Lin is the son of immigrants from Taiwan, raised in northern California loving basketball, becomes one of the top high school stars in the state, received no athletics scholarship offers from any college; goes to Harvard, where he sets records on the hoops team; after graduation, goes undrafted; becomes picked up by his hometown Golden State Warriors (who hardly play him); gets signed by the Houston Rockers (who also waive him); bounces around in D-league ball and somehow ends up on the Knicks during a lockout-shortened season (but stuck on the bench like a wad of discarded chewing gum).

Then suddenly, due to an injury to Carmelo Anthony and a family tragedy to Amare Stoudamire that required his attention, Lin finally gets his chance to start – and he lights up hearts from the Bronx to Staten Island and all the way to Taiwan.

Lin is the first American-born Chinese or Taiwanese to ever play in the NBA. He is not only a superb basketball player, but extremely intelligent, humble and deeply religious. And now he is the toast of Broadway, the media capital of the world.

Could you possibly ask for a better story than this?

But perhaps all this unlikely success was pre-ordained.

We are now in the Chinese “Year of the Dragon.”

Doing some background research, I noticed that Lin was born in August 1988 (which also fell during a “Year of the Dragon”).

Coincidence? Perhaps.
But I think it’s more like serendipity.

According to Chinese astrology and horoscope (which Lin probably doesn't believe in, since he’s a devout Christian), the Dragon is a symbol of good fortune.

According to 2012Dragon.com, the Dragon “brings in the Four Blessings of the East: wealth, virtue, harmony and longevity.”

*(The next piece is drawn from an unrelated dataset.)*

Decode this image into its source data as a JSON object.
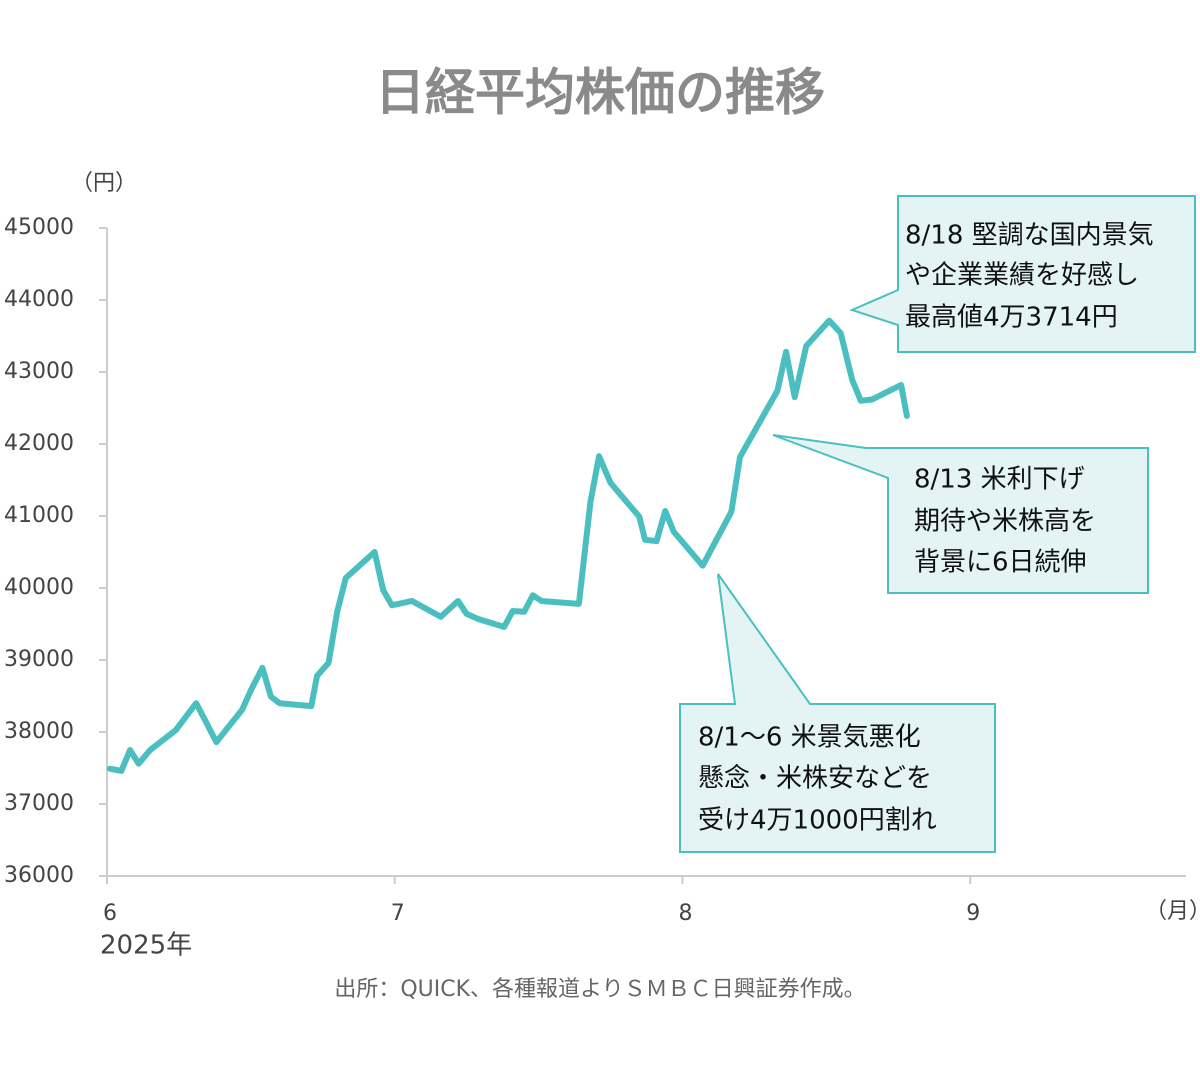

Indeed, if Lin keeps up his spectacular play, he will bring the Knicks, the NBA and himself substantial wealth. He already has a lot of “virtue,” he is in “harmony” with his teammates (since they seem to like him and he’s not a ball hog) and everyone is hoping he has a career of “longevity.”

“Of the twelve signs of the Chinese zodiac, the Dragon is the most special, as it is a mystical being rather than an earthly animal,” the website added.

“In this context that means we can expect grand things this year. Bigger than life is very much a Dragon thing.”

Basketball fans are surely hoping for “grand things” from Lin this year and many more to come.

In Eastern philosophy, 2012Dragon added, the Dragon is said to “be a deliverer of good fortune and a master of authority. Therefore, those people born in Dragon years are to be honored and respected.”

I think if Lin keeps throwing up 20-points-plus games and makes fancy spin moves and slam dunks, he will indeed deliver much “good fortune” and becomes hugely “honored and respected.”